Management of hyperpigmentation in the armpits and groin folds with a depigmenting dermo-cosmetic product

Repeated rubbing can lead to localized hyperpigmentation (armpits, groin, elbows, knees, etc.), particularly in darker phototypes. Less well-known than hyperpigmentation in senile lentigo, melasma, or post-inflammatory hyperpigmentation type, these friction melanoses nonetheless affect women's quality of life. A clinical study was therefore conducted to assess the efficacy and safety of a specific whitening depigmenting dermo-cosmetic product and adapted to these particularly sensitive parts of the body.

A randomized, controlled and comparative trial was conducted in Brazil on 72 subjects under dermatological or gynecological control depending on the group: one group of subjects with hyperpigmentation in the armpits (group 1) and the other in the groin folds (group 2), with a clinical pigmentation score > 1.0 and > 0.5, respectively. The tested product contains a patented combination of depigmenting active ingredients (Andrographis paniculata leaf extract, Glycyrrhiza glabra [licorice] root extract, azelaic acid), and a soothing Laminaria ochroleuca extract. It was applied twice a day for 56 days (D56) after cleaning the pigmented area. Depigmenting efficacy was assessed at D0, D28 and D56 on the affected areas by measuring the lightening, using: (i) a grading scale from -4.0 (intense lightening) to +4.0 (intense darkening), (ii) a chromameter to assess luminance and skin color (the higher the ITA° [Individual Typological Angle] the lighter the skin), and (iii) photographs. Underarm photographs were also used to quantify the pigmented area. Moreover, the subjects judged the subjective efficacy of the product at D56 using a questionnaire. Skin safety was assessed at D28 and D56 by a dermatologist (group 1) or a gynecologist (group 2).

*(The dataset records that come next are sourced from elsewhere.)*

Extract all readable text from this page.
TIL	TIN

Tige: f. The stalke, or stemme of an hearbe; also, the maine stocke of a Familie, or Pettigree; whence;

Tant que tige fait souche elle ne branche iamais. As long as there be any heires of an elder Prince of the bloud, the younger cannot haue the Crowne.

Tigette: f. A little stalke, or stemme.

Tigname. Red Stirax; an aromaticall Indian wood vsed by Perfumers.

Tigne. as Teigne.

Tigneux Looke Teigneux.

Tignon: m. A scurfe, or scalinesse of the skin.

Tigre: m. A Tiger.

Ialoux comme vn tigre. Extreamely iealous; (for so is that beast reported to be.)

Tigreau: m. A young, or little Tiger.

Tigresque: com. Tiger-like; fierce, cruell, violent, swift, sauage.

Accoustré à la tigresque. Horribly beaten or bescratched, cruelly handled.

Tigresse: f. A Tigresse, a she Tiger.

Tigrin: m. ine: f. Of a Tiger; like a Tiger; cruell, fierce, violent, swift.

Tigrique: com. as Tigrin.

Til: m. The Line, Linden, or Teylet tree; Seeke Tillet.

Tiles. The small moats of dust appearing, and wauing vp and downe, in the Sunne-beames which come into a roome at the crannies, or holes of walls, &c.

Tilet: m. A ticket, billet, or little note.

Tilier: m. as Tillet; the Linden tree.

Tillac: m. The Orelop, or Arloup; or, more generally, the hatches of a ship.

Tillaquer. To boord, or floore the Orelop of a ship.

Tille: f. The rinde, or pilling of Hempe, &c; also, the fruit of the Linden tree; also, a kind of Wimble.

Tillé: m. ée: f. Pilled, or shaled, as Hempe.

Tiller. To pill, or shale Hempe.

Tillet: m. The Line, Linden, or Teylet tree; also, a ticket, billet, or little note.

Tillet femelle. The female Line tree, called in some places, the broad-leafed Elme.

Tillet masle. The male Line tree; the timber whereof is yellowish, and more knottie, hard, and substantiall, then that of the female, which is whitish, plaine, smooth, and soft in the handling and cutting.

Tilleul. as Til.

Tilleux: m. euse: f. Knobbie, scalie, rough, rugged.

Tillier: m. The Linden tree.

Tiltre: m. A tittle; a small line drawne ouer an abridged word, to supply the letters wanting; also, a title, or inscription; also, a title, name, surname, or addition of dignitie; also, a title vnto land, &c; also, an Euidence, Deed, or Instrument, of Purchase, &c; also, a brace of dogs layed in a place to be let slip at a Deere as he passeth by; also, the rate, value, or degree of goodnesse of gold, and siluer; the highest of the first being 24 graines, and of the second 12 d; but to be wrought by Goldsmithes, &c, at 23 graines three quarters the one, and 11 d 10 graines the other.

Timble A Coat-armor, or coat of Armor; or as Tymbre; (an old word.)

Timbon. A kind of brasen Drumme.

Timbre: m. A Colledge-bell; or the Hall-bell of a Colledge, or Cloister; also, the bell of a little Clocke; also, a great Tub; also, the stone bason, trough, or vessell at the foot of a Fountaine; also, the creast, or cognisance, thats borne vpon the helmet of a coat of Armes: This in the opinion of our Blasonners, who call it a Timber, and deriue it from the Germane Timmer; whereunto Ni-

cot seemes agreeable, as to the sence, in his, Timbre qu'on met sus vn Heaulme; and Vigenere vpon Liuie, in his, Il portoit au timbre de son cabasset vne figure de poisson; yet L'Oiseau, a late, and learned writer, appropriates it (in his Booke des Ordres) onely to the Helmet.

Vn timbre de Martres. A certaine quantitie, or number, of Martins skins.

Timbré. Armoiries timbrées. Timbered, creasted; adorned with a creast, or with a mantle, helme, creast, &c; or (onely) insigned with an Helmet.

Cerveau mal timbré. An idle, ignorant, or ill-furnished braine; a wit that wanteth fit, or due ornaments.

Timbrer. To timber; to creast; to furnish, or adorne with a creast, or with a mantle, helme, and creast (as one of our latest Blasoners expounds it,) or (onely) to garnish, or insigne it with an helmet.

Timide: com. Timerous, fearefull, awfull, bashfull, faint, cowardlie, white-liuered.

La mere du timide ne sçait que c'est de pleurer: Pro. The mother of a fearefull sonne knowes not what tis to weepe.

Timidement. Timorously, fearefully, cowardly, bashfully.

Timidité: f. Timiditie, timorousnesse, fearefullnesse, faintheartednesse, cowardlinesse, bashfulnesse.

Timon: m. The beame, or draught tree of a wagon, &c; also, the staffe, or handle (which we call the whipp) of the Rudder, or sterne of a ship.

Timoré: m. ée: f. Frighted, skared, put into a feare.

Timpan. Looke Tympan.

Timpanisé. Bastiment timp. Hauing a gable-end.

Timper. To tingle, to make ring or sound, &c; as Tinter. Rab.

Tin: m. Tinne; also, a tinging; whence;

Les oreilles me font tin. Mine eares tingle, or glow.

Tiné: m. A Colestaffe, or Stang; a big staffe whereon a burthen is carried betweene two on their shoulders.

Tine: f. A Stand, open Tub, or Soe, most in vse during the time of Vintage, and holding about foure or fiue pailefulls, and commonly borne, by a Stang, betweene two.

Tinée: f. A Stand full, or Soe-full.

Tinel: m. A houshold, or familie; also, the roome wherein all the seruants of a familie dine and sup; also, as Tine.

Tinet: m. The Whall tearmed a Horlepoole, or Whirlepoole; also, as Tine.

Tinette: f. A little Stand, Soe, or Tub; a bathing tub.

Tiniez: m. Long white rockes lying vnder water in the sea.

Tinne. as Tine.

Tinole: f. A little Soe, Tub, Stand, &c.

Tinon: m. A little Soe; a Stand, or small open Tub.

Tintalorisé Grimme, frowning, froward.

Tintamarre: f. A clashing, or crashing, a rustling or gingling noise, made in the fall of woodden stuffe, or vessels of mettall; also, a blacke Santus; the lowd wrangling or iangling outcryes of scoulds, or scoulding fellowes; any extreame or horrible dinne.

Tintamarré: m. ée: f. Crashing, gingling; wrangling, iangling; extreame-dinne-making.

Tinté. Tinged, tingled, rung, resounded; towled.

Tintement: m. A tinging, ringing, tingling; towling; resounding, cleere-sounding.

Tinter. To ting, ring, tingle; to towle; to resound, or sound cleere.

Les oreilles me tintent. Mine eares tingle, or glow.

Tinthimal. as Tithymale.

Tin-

The 31 subjects per group who completed the study had an average age of 36 years (18 to 53 years) for group 1 and 35 years (18 to 55 years) for group 2. For both groups, the score of hyperpigmentation decreased by -9.1% at D56, and -4.5% for group 2 from D28. Luminance increased significantly from D28 by +3.6% for group 1 and +8.3% for group 2, and at D56 +7.1% and +12.7% respectively, as well as for ITA° +33.3% and +36.6% at D28, and +52.5% and +75.0% at D56 for groups 1 and 2, respectively. The significant increase in these parameters reflects a lightening effect on these areas. At the same time, the pigmented area decreased by -45.7% at D28 and -80.7% at D56 for group 1. 80 to 90% of the subjects judged the product to be effective in preventing new brown spots, but also in reducingspots, and marks installed. No adverse effects or discomfort related to the product have been reported during the study.